This network seems to represent a group of friends which predominantly are made up of High School/College education levels and have similar interest in interest group D & G. This group seems to also have 2 inner networks. The network on the left represent those who are more junior in age and are mostly single. The network on the right represent those who are more senior and are having bigger household size.
This network seems to represent 2 siblings who have the same interest and household size.

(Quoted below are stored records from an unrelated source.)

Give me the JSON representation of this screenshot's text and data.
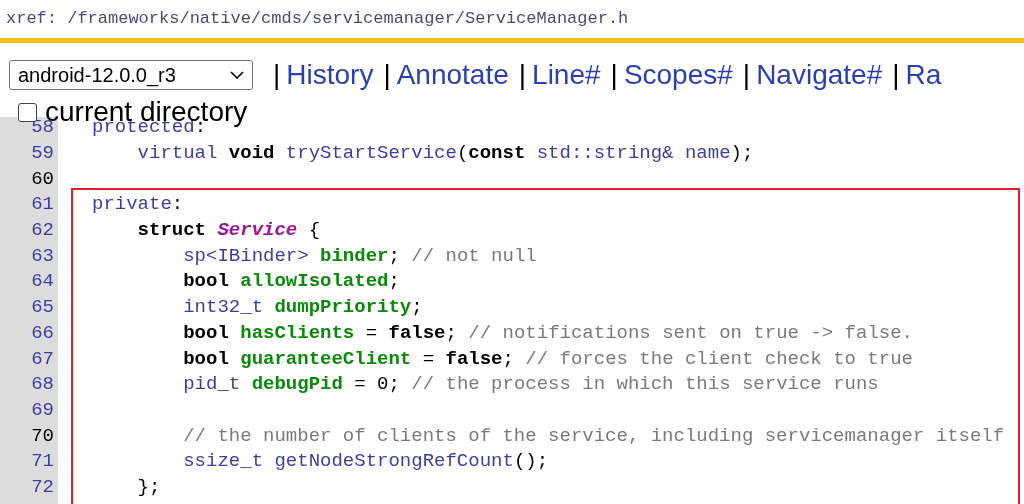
{
  "path_bar": {
    "text": "xref: /frameworks/native/cmds/servicemanager/ServiceManager.h"
  },
  "toolbar": {
    "version_select": {
      "value": "android-12.0.0_r3"
    },
    "separator": "|",
    "links": [
      {
        "label": "History"
      },
      {
        "label": "Annotate"
      },
      {
        "label": "Line#"
      },
      {
        "label": "Scopes#"
      },
      {
        "label": "Navigate#"
      },
      {
        "label": "Ra"
      }
    ]
  },
  "current_directory": {
    "label": "current directory",
    "checked": false
  },
  "code": {
    "sections": [
      {
        "boxed": false,
        "lines": [
          {
            "number": "58",
            "dark": false,
            "tokens": [
              {
                "t": "protected",
                "kind": "type"
              },
              {
                "t": ":",
                "kind": "punct"
              }
            ]
          },
          {
            "number": "59",
            "dark": false,
            "tokens": [
              {
                "t": "    virtual ",
                "kind": "type"
              },
              {
                "t": "void ",
                "kind": "keyword"
              },
              {
                "t": "tryStartService",
                "kind": "type"
              },
              {
                "t": "(",
                "kind": "punct"
              },
              {
                "t": "const ",
                "kind": "keyword"
              },
              {
                "t": "std::string& name",
                "kind": "type"
              },
              {
                "t": ");",
                "kind": "punct"
              }
            ]
          },
          {
            "number": "60",
            "dark": true
          }
        ]
      },
      {
        "boxed": true,
        "lines": [
          {
            "number": "61",
            "dark": false,
            "tokens": [
              {
                "t": "private",
                "kind": "type"
              },
              {
                "t": ":",
                "kind": "punct"
              }
            ]
          },
          {
            "number": "62",
            "dark": false,
            "tokens": [
              {
                "t": "    struct ",
                "kind": "keyword"
              },
              {
                "t": "Service",
                "kind": "class"
              },
              {
                "t": " {",
                "kind": "punct"
              }
            ]
          },
          {
            "number": "63",
            "dark": false,
            "tokens": [
              {
                "t": "        sp<IBinder> ",
                "kind": "type"
              },
              {
                "t": "binder",
                "kind": "ident"
              },
              {
                "t": "; ",
                "kind": "punct"
              },
              {
                "t": "// not null",
                "kind": "comment"
              }
            ]
          },
          {
            "number": "64",
            "dark": false,
            "tokens": [
              {
                "t": "        bool ",
                "kind": "keyword"
              },
              {
                "t": "allowIsolated",
                "kind": "ident"
              },
              {
                "t": ";",
                "kind": "punct"
              }
            ]
          },
          {
            "number": "65",
            "dark": false,
            "tokens": [
              {
                "t": "        int32_t ",
                "kind": "type"
              },
              {
                "t": "dumpPriority",
                "kind": "ident"
              },
              {
                "t": ";",
                "kind": "punct"
              }
            ]
          },
          {
            "number": "66",
            "dark": false,
            "tokens": [
              {
                "t": "        bool ",
                "kind": "keyword"
              },
              {
                "t": "hasClients",
                "kind": "ident"
              },
              {
                "t": " = ",
                "kind": "punct"
              },
              {
                "t": "false",
                "kind": "keyword"
              },
              {
                "t": "; ",
                "kind": "punct"
              },
              {
                "t": "// notifications sent on true -> false.",
                "kind": "comment"
              }
            ]
          },
          {
            "number": "67",
            "dark": false,
            "tokens": [
              {
                "t": "        bool ",
                "kind": "keyword"
              },
              {
                "t": "guaranteeClient",
                "kind": "ident"
              },
              {
                "t": " = ",
                "kind": "punct"
              },
              {
                "t": "false",
                "kind": "keyword"
              },
              {
                "t": "; ",
                "kind": "punct"
              },
              {
                "t": "// forces the client check to true",
                "kind": "comment"
              }
            ]
          },
          {
            "number": "68",
            "dark": false,
            "tokens": [
              {
                "t": "        pid_t ",
                "kind": "type"
              },
              {
                "t": "debugPid",
                "kind": "ident"
              },
              {
                "t": " = 0; ",
                "kind": "punct"
              },
              {
                "t": "// the process in which this service runs",
                "kind": "comment"
              }
            ]
          },
          {
            "number": "69",
            "dark": false
          },
          {
            "number": "70",
            "dark": true,
            "tokens": [
              {
                "t": "        // the number of clients of the service, including servicemanager itself",
                "kind": "comment"
              }
            ]
          },
          {
            "number": "71",
            "dark": false,
            "tokens": [
              {
                "t": "        ssize_t getNodeStrongRefCount",
                "kind": "type"
              },
              {
                "t": "();",
                "kind": "punct"
              }
            ]
          },
          {
            "number": "72",
            "dark": false,
            "tokens": [
              {
                "t": "    };",
                "kind": "punct"
              }
            ]
          }
        ]
      }
    ]
  }
}
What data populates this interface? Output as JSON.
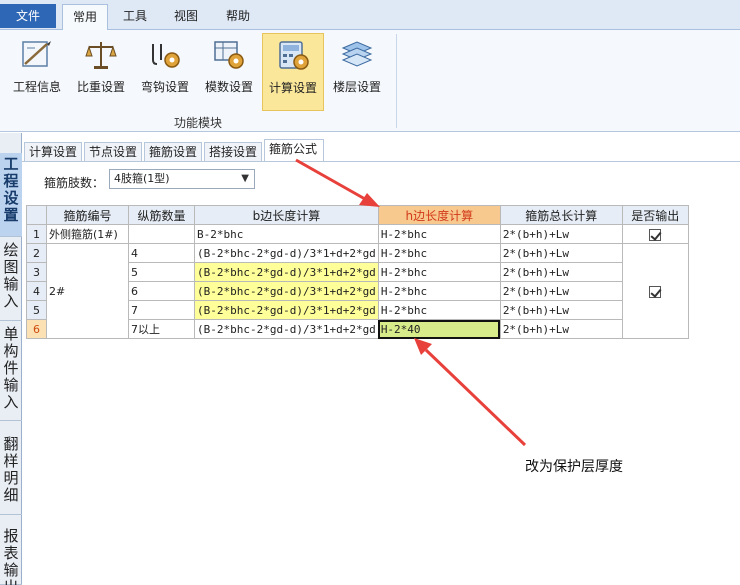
{
  "menu": {
    "file": "文件",
    "tabs": [
      "常用",
      "工具",
      "视图",
      "帮助"
    ]
  },
  "ribbon": {
    "buttons": [
      {
        "label": "工程信息",
        "icon": "project-info-icon"
      },
      {
        "label": "比重设置",
        "icon": "scale-weight-icon"
      },
      {
        "label": "弯钩设置",
        "icon": "hook-gear-icon"
      },
      {
        "label": "模数设置",
        "icon": "modulus-gear-icon"
      },
      {
        "label": "计算设置",
        "icon": "calculator-gear-icon"
      },
      {
        "label": "楼层设置",
        "icon": "floor-stack-icon"
      }
    ],
    "group_label": "功能模块"
  },
  "left_tabs": [
    "工程设置",
    "绘图输入",
    "单构件输入",
    "翻样明细",
    "报表输出"
  ],
  "sub_tabs": [
    "计算设置",
    "节点设置",
    "箍筋设置",
    "搭接设置",
    "箍筋公式"
  ],
  "leg": {
    "label": "箍筋肢数：",
    "value": "4肢箍(1型)"
  },
  "table": {
    "headers": [
      "箍筋编号",
      "纵筋数量",
      "b边长度计算",
      "h边长度计算",
      "箍筋总长计算",
      "是否输出"
    ],
    "rows": [
      {
        "n": "1",
        "id": "外侧箍筋(1#)",
        "count": "",
        "b": "B-2*bhc",
        "h": "H-2*bhc",
        "total": "2*(b+h)+Lw"
      },
      {
        "n": "2",
        "id": "2#",
        "count": "4",
        "b": "(B-2*bhc-2*gd-d)/3*1+d+2*gd",
        "h": "H-2*bhc",
        "total": "2*(b+h)+Lw"
      },
      {
        "n": "3",
        "id": "",
        "count": "5",
        "b": "(B-2*bhc-2*gd-d)/3*1+d+2*gd",
        "h": "H-2*bhc",
        "total": "2*(b+h)+Lw"
      },
      {
        "n": "4",
        "id": "",
        "count": "6",
        "b": "(B-2*bhc-2*gd-d)/3*1+d+2*gd",
        "h": "H-2*bhc",
        "total": "2*(b+h)+Lw"
      },
      {
        "n": "5",
        "id": "",
        "count": "7",
        "b": "(B-2*bhc-2*gd-d)/3*1+d+2*gd",
        "h": "H-2*bhc",
        "total": "2*(b+h)+Lw"
      },
      {
        "n": "6",
        "id": "",
        "count": "7以上",
        "b": "(B-2*bhc-2*gd-d)/3*1+d+2*gd",
        "h": "H-2*40",
        "total": "2*(b+h)+Lw"
      }
    ]
  },
  "annotation": "改为保护层厚度",
  "colors": {
    "file_tab": "#2e67b5",
    "selected_button": "#fbe79a",
    "yellow_cell": "#ffff99",
    "edited_cell": "#d8eb8a",
    "highlight_header": "#f8c98e",
    "arrow": "#e8403a"
  }
}
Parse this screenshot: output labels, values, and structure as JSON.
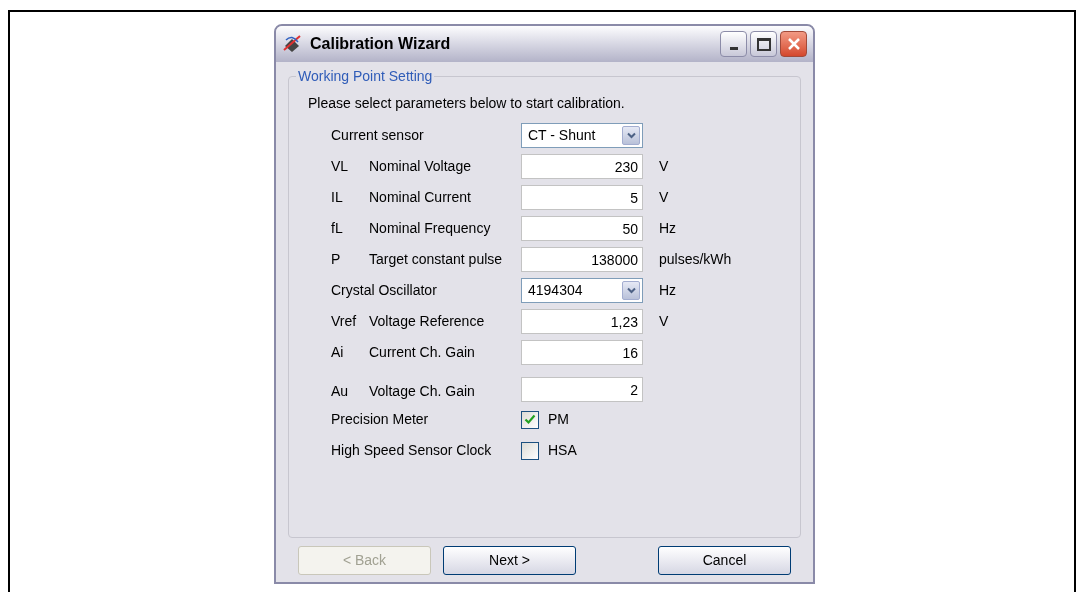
{
  "window": {
    "title": "Calibration Wizard"
  },
  "group": {
    "title": "Working Point Setting",
    "intro": "Please select parameters below to start calibration."
  },
  "rows": [
    {
      "kind": "dropdown",
      "symbol": "",
      "label": "Current sensor",
      "value": "CT - Shunt",
      "unit": ""
    },
    {
      "kind": "text",
      "symbol": "VL",
      "label": "Nominal Voltage",
      "value": "230",
      "unit": "V"
    },
    {
      "kind": "text",
      "symbol": "IL",
      "label": "Nominal Current",
      "value": "5",
      "unit": "V"
    },
    {
      "kind": "text",
      "symbol": "fL",
      "label": "Nominal Frequency",
      "value": "50",
      "unit": "Hz"
    },
    {
      "kind": "text",
      "symbol": "P",
      "label": "Target constant pulse",
      "value": "138000",
      "unit": "pulses/kWh"
    },
    {
      "kind": "dropdown",
      "symbol": "",
      "label": "Crystal Oscillator",
      "value": "4194304",
      "unit": "Hz"
    },
    {
      "kind": "text",
      "symbol": "Vref",
      "label": "Voltage Reference",
      "value": "1,23",
      "unit": "V"
    },
    {
      "kind": "text",
      "symbol": "Ai",
      "label": "Current Ch. Gain",
      "value": "16",
      "unit": ""
    },
    {
      "kind": "text",
      "symbol": "Au",
      "label": "Voltage Ch. Gain",
      "value": "2",
      "unit": ""
    },
    {
      "kind": "checkbox",
      "symbol": "",
      "label": "Precision Meter",
      "value": "PM",
      "checked": true
    },
    {
      "kind": "checkbox",
      "symbol": "",
      "label": "High Speed Sensor Clock",
      "value": "HSA",
      "checked": false
    }
  ],
  "buttons": [
    {
      "label": "< Back",
      "disabled": true
    },
    {
      "label": "Next >",
      "disabled": false
    },
    {
      "label": "Cancel",
      "disabled": false
    }
  ]
}
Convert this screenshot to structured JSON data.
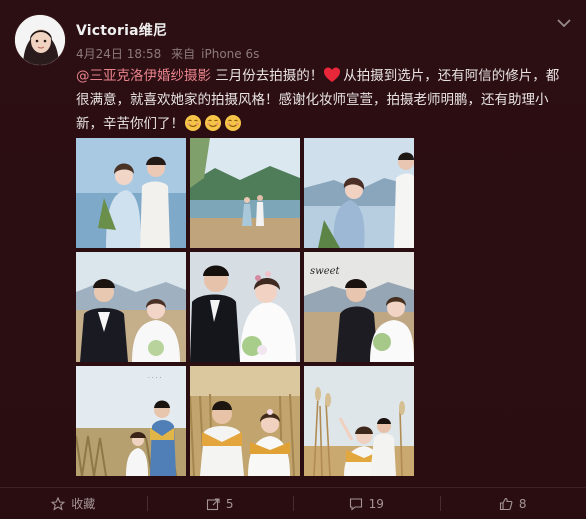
{
  "post": {
    "username": "Victoria维尼",
    "date": "4月24日 18:58",
    "source_prefix": "来自",
    "source": "iPhone 6s",
    "mention": "@三亚克洛伊婚纱摄影",
    "text_line1": " 三月份去拍摄的！",
    "text_after_heart": "从拍摄到选片，还有阿信的修片，都",
    "text_line2": "很满意，就喜欢她家的拍摄风格！感谢化妆师宣萱，拍摄老师明鹏，还有助理小",
    "text_line3": "新，辛苦你们了！"
  },
  "actions": {
    "favorite_label": "收藏",
    "repost_count": "5",
    "comment_count": "19",
    "like_count": "8"
  },
  "icons": [
    "chevron-down-icon",
    "heart-emoji",
    "smile-emoji",
    "star-icon",
    "repost-icon",
    "comment-icon",
    "thumbs-up-icon"
  ],
  "colors": {
    "background": "#2b0e12",
    "mention": "#e9838c",
    "muted": "#8c7a7c"
  }
}
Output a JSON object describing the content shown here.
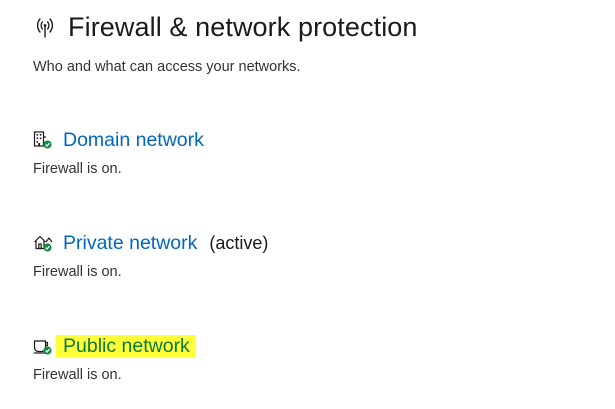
{
  "header": {
    "icon": "antenna-icon",
    "title": "Firewall & network protection"
  },
  "subtitle": "Who and what can access your networks.",
  "networks": [
    {
      "icon": "domain-building-icon",
      "label": "Domain network",
      "active_label": "",
      "status": "Firewall is on.",
      "highlighted": false
    },
    {
      "icon": "private-home-icon",
      "label": "Private network",
      "active_label": "(active)",
      "status": "Firewall is on.",
      "highlighted": false
    },
    {
      "icon": "public-cafe-icon",
      "label": "Public network",
      "active_label": "",
      "status": "Firewall is on.",
      "highlighted": true
    }
  ],
  "colors": {
    "link": "#0067c0",
    "status_check": "#10893e",
    "highlight": "#ffff3a"
  }
}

Their difference in education level can be explained by the difference in age.
In the code chunk below, facet_nodes() of
ggraph is used to plot a framed facet network
graph.
set_graph_style()
ggraph(social_graph) +
geom_edge_link(aes(width=weight),
alpha=0.05) +
scale_edge_width(range = c(0.1, 5)) +
geom_node_point(aes(colour = educationLevel),
size = 2) +
facet_nodes(~educationLevel)+
th_foreground(foreground = "grey80",
border = TRUE) +
labs(title = "Facet Network Graph by Education Level") +
theme(legend.position = 'bottom')
We can see that there are a greater level of connection among participants of HighSchoolOrCollege / Bachelor levels. There is limited connection among participants of Graduate level while there is almost no connection among those with Low education level.
In the code chunk below, some data wrangling are used to prepare the
data for visNetwork, and visOptions() is
used to incorporate interactivity features in the network graph.
social_edges_aggregated <- social %>%
left_join(participants_selected, by = c("participantIdFrom" = "participantId")) %>%
rename(from = participantIdFrom) %>%
left_join(participants_selected, by = c("participantIdTo" = "participantId")) %>%
rename(to = participantIdTo) %>%
group_by(from, to) %>%
summarise(weight = n()) %>%
filter(from!=to) %>%
filter(weight > 50) %>%
ungroup()
participants_selected_int <- participants_selected_int %>%
rename(group = educationLevel, id = participantId)
visNetwork(participants_selected_int,
social_edges_aggregated) %>%
visIgraphLayout(layout = "layout_with_fr") %>%
visOptions(highlightNearest = TRUE,
nodesIdSelection = TRUE) %>%
visLegend() %>%
visLayout(randomSeed = 123)